ZONE NGAGARA; Problématique des eaux uses – Elles risquent de nuire à la santé de la population

Le long de la route nationale numéro 9 (RN9) est parfois menacé de destruction. Dernièrement cette route était victime de coupures sur certains tronçons lors des manifestations qui se passaient dans les zones de Ngagara et Cibitoke. Aujourd’hui, elle souffre des eaux usées qui l’assiègent tout le long du camp policier de Ngagara.
Le lundi 14 septembre 2015, la rédaction du quotidien «Le Renouveau» s’est rendue sur terrain pour constater l’état des lieux. Arrivé à cet endroit, on a été accueilli par une odeur nauséabonde due à des étendues d’eaux stagnantes. Ces eaux gênent la circulation aussi bien des conducteurs que des piétons. Elles risquent de causer des maladies contagieuses comme le choléra et autres à la population environnante car des matières fécales y sont présentes aussi.

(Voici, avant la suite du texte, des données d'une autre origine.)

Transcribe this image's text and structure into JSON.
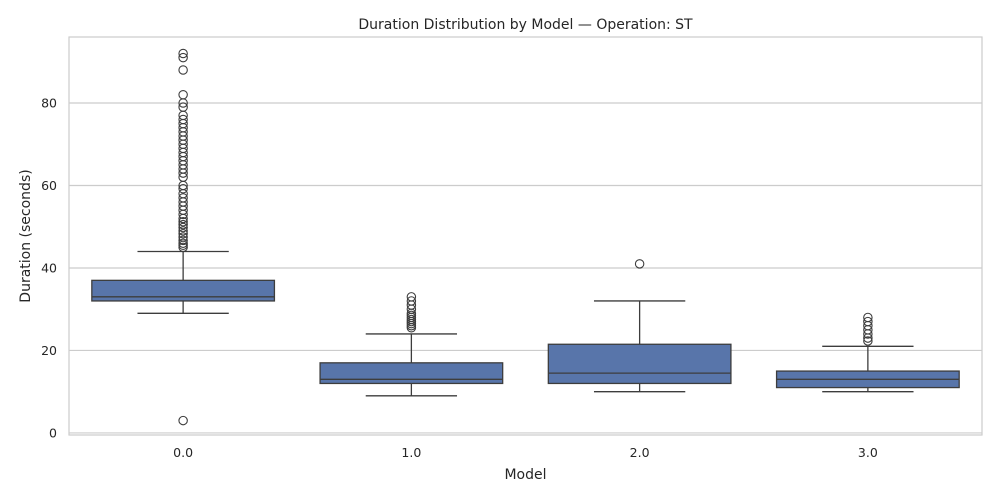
{
  "chart_data": {
    "type": "box",
    "title": "Duration Distribution by Model — Operation: ST",
    "xlabel": "Model",
    "ylabel": "Duration (seconds)",
    "categories": [
      "0.0",
      "1.0",
      "2.0",
      "3.0"
    ],
    "ylim": [
      -0.5,
      96
    ],
    "yticks": [
      0,
      20,
      40,
      60,
      80
    ],
    "grid": true,
    "legend": "none",
    "box_color": "#5875aa",
    "line_color": "#3d3d3d",
    "grid_color": "#cccccc",
    "boxes": [
      {
        "category": "0.0",
        "whisker_low": 29,
        "q1": 32,
        "median": 33,
        "q3": 37,
        "whisker_high": 44,
        "outliers": [
          3,
          45,
          45.5,
          46,
          46.7,
          47.5,
          48.3,
          49,
          49.8,
          50.5,
          51.2,
          52,
          53,
          54,
          55,
          56,
          57,
          58,
          59.2,
          60,
          62,
          63,
          64,
          65,
          66,
          67,
          68,
          69,
          70,
          71,
          72,
          73,
          74,
          75,
          76,
          77,
          79,
          80,
          82,
          88,
          91,
          92
        ]
      },
      {
        "category": "1.0",
        "whisker_low": 9,
        "q1": 12,
        "median": 13,
        "q3": 17,
        "whisker_high": 24,
        "outliers": [
          25.5,
          26,
          26.5,
          27,
          27.5,
          28,
          28.5,
          29,
          30,
          31,
          32,
          33
        ]
      },
      {
        "category": "2.0",
        "whisker_low": 10,
        "q1": 12,
        "median": 14.5,
        "q3": 21.5,
        "whisker_high": 32,
        "outliers": [
          41
        ]
      },
      {
        "category": "3.0",
        "whisker_low": 10,
        "q1": 11,
        "median": 13,
        "q3": 15,
        "whisker_high": 21,
        "outliers": [
          22.3,
          23,
          24,
          25,
          26,
          27,
          28
        ]
      }
    ]
  }
}
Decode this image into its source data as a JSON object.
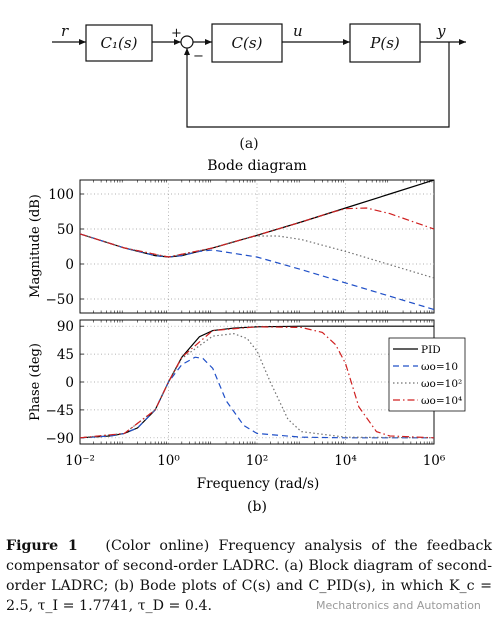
{
  "block_diagram": {
    "signal_r": "r",
    "signal_u": "u",
    "signal_y": "y",
    "block_c1": "C₁(s)",
    "block_c": "C(s)",
    "block_p": "P(s)",
    "plus_sign": "+",
    "minus_sign": "−",
    "panel_label": "(a)"
  },
  "bode": {
    "title": "Bode diagram",
    "panel_label": "(b)",
    "legend": [
      {
        "label": "PID",
        "color": "#000000",
        "style": "solid"
      },
      {
        "label": "ωo=10",
        "color": "#2050c8",
        "style": "dashed"
      },
      {
        "label": "ωo=10²",
        "color": "#707070",
        "style": "dotted"
      },
      {
        "label": "ωo=10⁴",
        "color": "#d02020",
        "style": "dashdot"
      }
    ]
  },
  "chart_data": [
    {
      "type": "line",
      "title": "Bode diagram",
      "xlabel": "",
      "ylabel": "Magnitude (dB)",
      "xscale": "log",
      "xlim": [
        0.01,
        1000000
      ],
      "ylim": [
        -70,
        120
      ],
      "yticks": [
        -50,
        0,
        50,
        100
      ],
      "grid": true,
      "series": [
        {
          "name": "PID",
          "x": [
            0.01,
            0.1,
            0.5,
            1,
            2,
            10,
            100,
            1000,
            10000,
            100000,
            1000000
          ],
          "y": [
            43,
            23,
            12,
            10,
            12,
            23,
            41,
            60,
            80,
            100,
            120
          ]
        },
        {
          "name": "ωo=10",
          "x": [
            0.01,
            0.1,
            0.5,
            1,
            2,
            5,
            10,
            100,
            1000,
            10000,
            100000,
            1000000
          ],
          "y": [
            43,
            23,
            12,
            10,
            12,
            18,
            20,
            10,
            -8,
            -27,
            -46,
            -65
          ]
        },
        {
          "name": "ωo=10²",
          "x": [
            0.01,
            0.1,
            1,
            10,
            50,
            100,
            300,
            1000,
            10000,
            100000,
            1000000
          ],
          "y": [
            43,
            23,
            10,
            23,
            36,
            40,
            40,
            35,
            18,
            -1,
            -20
          ]
        },
        {
          "name": "ωo=10⁴",
          "x": [
            0.01,
            0.1,
            1,
            10,
            100,
            1000,
            5000,
            10000,
            30000,
            100000,
            1000000
          ],
          "y": [
            43,
            23,
            10,
            23,
            41,
            60,
            74,
            79,
            80,
            72,
            50
          ]
        }
      ]
    },
    {
      "type": "line",
      "xlabel": "Frequency  (rad/s)",
      "ylabel": "Phase (deg)",
      "xscale": "log",
      "xlim": [
        0.01,
        1000000
      ],
      "ylim": [
        -100,
        100
      ],
      "xticks": [
        "10⁻²",
        "10⁰",
        "10²",
        "10⁴",
        "10⁶"
      ],
      "yticks": [
        -90,
        -45,
        0,
        45,
        90
      ],
      "grid": true,
      "legend_position": "right",
      "series": [
        {
          "name": "PID",
          "x": [
            0.01,
            0.05,
            0.1,
            0.2,
            0.5,
            1,
            2,
            5,
            10,
            30,
            100,
            1000,
            1000000
          ],
          "y": [
            -90,
            -87,
            -83,
            -74,
            -45,
            0,
            40,
            73,
            83,
            87,
            89,
            90,
            90
          ]
        },
        {
          "name": "ωo=10",
          "x": [
            0.01,
            0.05,
            0.1,
            0.2,
            0.5,
            1,
            2,
            4,
            6,
            10,
            20,
            50,
            100,
            1000,
            10000,
            1000000
          ],
          "y": [
            -90,
            -87,
            -83,
            -74,
            -45,
            0,
            28,
            40,
            38,
            22,
            -30,
            -70,
            -83,
            -89,
            -90,
            -90
          ]
        },
        {
          "name": "ωo=10²",
          "x": [
            0.01,
            0.1,
            0.5,
            1,
            2,
            10,
            30,
            60,
            100,
            200,
            500,
            1000,
            10000,
            1000000
          ],
          "y": [
            -90,
            -83,
            -45,
            0,
            38,
            74,
            78,
            70,
            50,
            0,
            -60,
            -80,
            -89,
            -90
          ]
        },
        {
          "name": "ωo=10⁴",
          "x": [
            0.01,
            0.1,
            0.5,
            1,
            2,
            10,
            100,
            1000,
            3000,
            6000,
            10000,
            20000,
            50000,
            100000,
            1000000
          ],
          "y": [
            -90,
            -83,
            -45,
            0,
            40,
            83,
            89,
            88,
            80,
            60,
            30,
            -40,
            -80,
            -87,
            -90
          ]
        }
      ]
    }
  ],
  "caption": {
    "label": "Figure 1",
    "text": "(Color online) Frequency analysis of the feedback compensator of second-order LADRC. (a) Block diagram of second-order LADRC; (b) Bode plots of C(s) and C_PID(s), in which K_c = 2.5, τ_I = 1.7741, τ_D = 0.4."
  },
  "watermark": "Mechatronics and Automation"
}
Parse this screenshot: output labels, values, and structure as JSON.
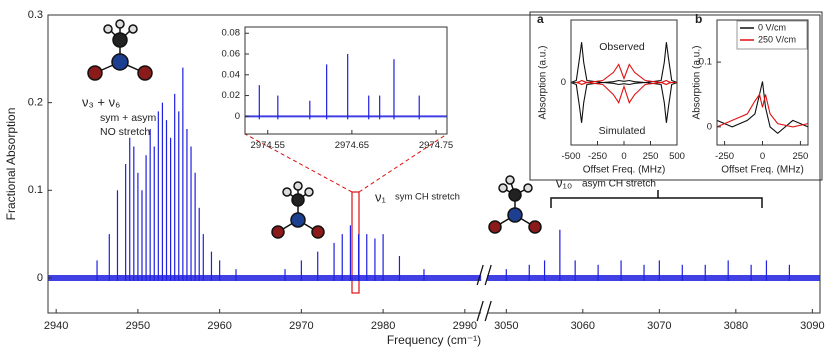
{
  "chart_data": [
    {
      "type": "spectrum",
      "ylabel": "Fractional Absorption",
      "xlabel": "Frequency (cm⁻¹)",
      "xlim": [
        2939,
        3091
      ],
      "xbreak": [
        2992,
        3047.5
      ],
      "ylim": [
        -0.04,
        0.3
      ],
      "xticks": [
        2940,
        2950,
        2960,
        2970,
        2980,
        2990,
        3050,
        3060,
        3070,
        3080,
        3090
      ],
      "yticks": [
        0,
        0.1,
        0.2,
        0.3
      ],
      "annotations": [
        "ν₃ + ν₆",
        "sym + asym",
        "NO stretch",
        "ν₁",
        "sym CH stretch",
        "ν₁₀",
        "asym CH stretch"
      ],
      "x": [
        2945,
        2946.5,
        2947.5,
        2948.5,
        2949,
        2949.5,
        2950,
        2950.5,
        2951,
        2951.5,
        2952,
        2952.5,
        2953,
        2953.5,
        2954,
        2954.5,
        2955,
        2955.5,
        2956,
        2956.5,
        2957,
        2957.5,
        2958,
        2959,
        2960,
        2962,
        2968,
        2970,
        2972,
        2974,
        2975,
        2976,
        2977,
        2978,
        2979,
        2980,
        2982,
        2985,
        3050,
        3053,
        3055,
        3057,
        3059,
        3062,
        3065,
        3068,
        3070,
        3073,
        3076,
        3079,
        3082,
        3084,
        3087
      ],
      "series": [
        {
          "color": "#1f1fe0",
          "values": [
            0.02,
            0.05,
            0.1,
            0.13,
            0.16,
            0.15,
            0.12,
            0.1,
            0.14,
            0.17,
            0.15,
            0.19,
            0.2,
            0.18,
            0.16,
            0.21,
            0.19,
            0.24,
            0.17,
            0.15,
            0.12,
            0.08,
            0.05,
            0.03,
            0.02,
            0.01,
            0.01,
            0.02,
            0.03,
            0.04,
            0.05,
            0.06,
            0.05,
            0.05,
            0.045,
            0.05,
            0.025,
            0.01,
            0.01,
            0.015,
            0.02,
            0.055,
            0.02,
            0.015,
            0.02,
            0.015,
            0.02,
            0.015,
            0.015,
            0.02,
            0.015,
            0.02,
            0.015
          ]
        }
      ]
    },
    {
      "type": "spectrum",
      "xlim": [
        2974.523,
        2974.763
      ],
      "ylim": [
        -0.017,
        0.086
      ],
      "xticks": [
        2974.55,
        2974.65,
        2974.75
      ],
      "yticks": [
        0,
        0.02,
        0.04,
        0.06,
        0.08
      ],
      "x": [
        2974.54,
        2974.562,
        2974.6,
        2974.62,
        2974.645,
        2974.67,
        2974.683,
        2974.7,
        2974.73
      ],
      "series": [
        {
          "color": "#1f1fe0",
          "values": [
            0.03,
            0.02,
            0.015,
            0.05,
            0.06,
            0.02,
            0.02,
            0.055,
            0.02
          ]
        }
      ]
    },
    {
      "type": "line",
      "panel_label": "a",
      "xlabel": "Offset Freq. (MHz)",
      "ylabel": "Absorption (a.u.)",
      "xlim": [
        -500,
        500
      ],
      "ylim": [
        -1.55,
        1.55
      ],
      "xticks": [
        -500,
        -250,
        0,
        250,
        500
      ],
      "yticks": [
        0
      ],
      "annotations": [
        "Observed",
        "Simulated"
      ],
      "x": [
        -500,
        -450,
        -420,
        -400,
        -380,
        -350,
        -200,
        -100,
        -50,
        0,
        50,
        100,
        200,
        350,
        380,
        400,
        420,
        450,
        500
      ],
      "series": [
        {
          "color": "#111111",
          "values": [
            0,
            0.05,
            0.6,
            1.0,
            0.5,
            0.05,
            0,
            0.02,
            0.05,
            0.03,
            0.05,
            0.02,
            0,
            0.05,
            0.5,
            1.0,
            0.6,
            0.05,
            0
          ]
        },
        {
          "color": "#e01010",
          "values": [
            0,
            0,
            0.02,
            0.05,
            0.03,
            0,
            0.05,
            0.25,
            0.45,
            0.1,
            0.45,
            0.25,
            0.05,
            0,
            0.03,
            0.05,
            0.02,
            0,
            0
          ]
        },
        {
          "color": "#111111",
          "values": [
            0,
            -0.05,
            -0.6,
            -1.0,
            -0.5,
            -0.05,
            0,
            -0.02,
            -0.05,
            -0.03,
            -0.05,
            -0.02,
            0,
            -0.05,
            -0.5,
            -1.0,
            -0.6,
            -0.05,
            0
          ]
        },
        {
          "color": "#e01010",
          "values": [
            0,
            0,
            -0.02,
            -0.05,
            -0.03,
            0,
            -0.05,
            -0.3,
            -0.5,
            -0.1,
            -0.5,
            -0.3,
            -0.05,
            0,
            -0.03,
            -0.05,
            -0.02,
            0,
            0
          ]
        }
      ]
    },
    {
      "type": "line",
      "panel_label": "b",
      "xlabel": "Offset Freq. (MHz)",
      "ylabel": "Absorption (a.u.)",
      "xlim": [
        -300,
        300
      ],
      "ylim": [
        -0.028,
        0.165
      ],
      "xticks": [
        -250,
        0,
        250
      ],
      "yticks": [
        0,
        0.1
      ],
      "legend": "upper right",
      "x": [
        -300,
        -200,
        -100,
        -50,
        -20,
        0,
        20,
        50,
        100,
        200,
        300
      ],
      "series": [
        {
          "name": "0 V/cm",
          "color": "#111111",
          "values": [
            0.01,
            0,
            0.01,
            0.02,
            0.05,
            0.07,
            0.03,
            0,
            -0.01,
            0.01,
            0
          ]
        },
        {
          "name": "250 V/cm",
          "color": "#e01010",
          "values": [
            0,
            0.01,
            0.02,
            0.04,
            0.05,
            0.03,
            0.05,
            0.02,
            0.005,
            0,
            0.005
          ]
        }
      ]
    }
  ]
}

Nous avons approché un regard d’une fosse septique débordée et nous avons pu constater que des extraits des matières fécales circulent à son bord.
Sur la question de savoir réellement la cause, nous nous sommes entretenu avec un employé de la Setemu (Services techniques municipaux) qui attendait l’arrivée des camions citernes de vidanges. Il nous a indiqué qu’il s’agit soit d’un débordement des fosses septiques des particuliers, soit des tuyaux qui acheminent les déchets des toilettes vers un endroit qui leur est réservé qui sont cassées ». Il nous a aussi informé qu’il y a plus d’une semaine que ces eaux usées débordent la route. Durant cette période, aucun travail n’a été envisagé pour endiguer ce fléau.

Les piétons ont peur

Notre rédaction a approché aussi les piétons de cet endroit qui nous ont confié que bientôt, ils vont abandonner ce passage car, disent-ils, « nous risquerons d’être contaminés par des maladies causées par cette odeur. Les véhiculent jettent sur nous ces eaux puantes même si on est bien habillé », ont indiqué nos interlocuteurs. Les conducteurs interrogés ont répondu qu’ils n’ont pas d’autre choix car ces eaux occupent presque toute la largeur de la route. La mairie de Bujumbura devrait trouver dans les meilleurs délais une solution durable pour régler ce problème qui risque de causer diverses maladies aux usagers de cette route et à la population environnante.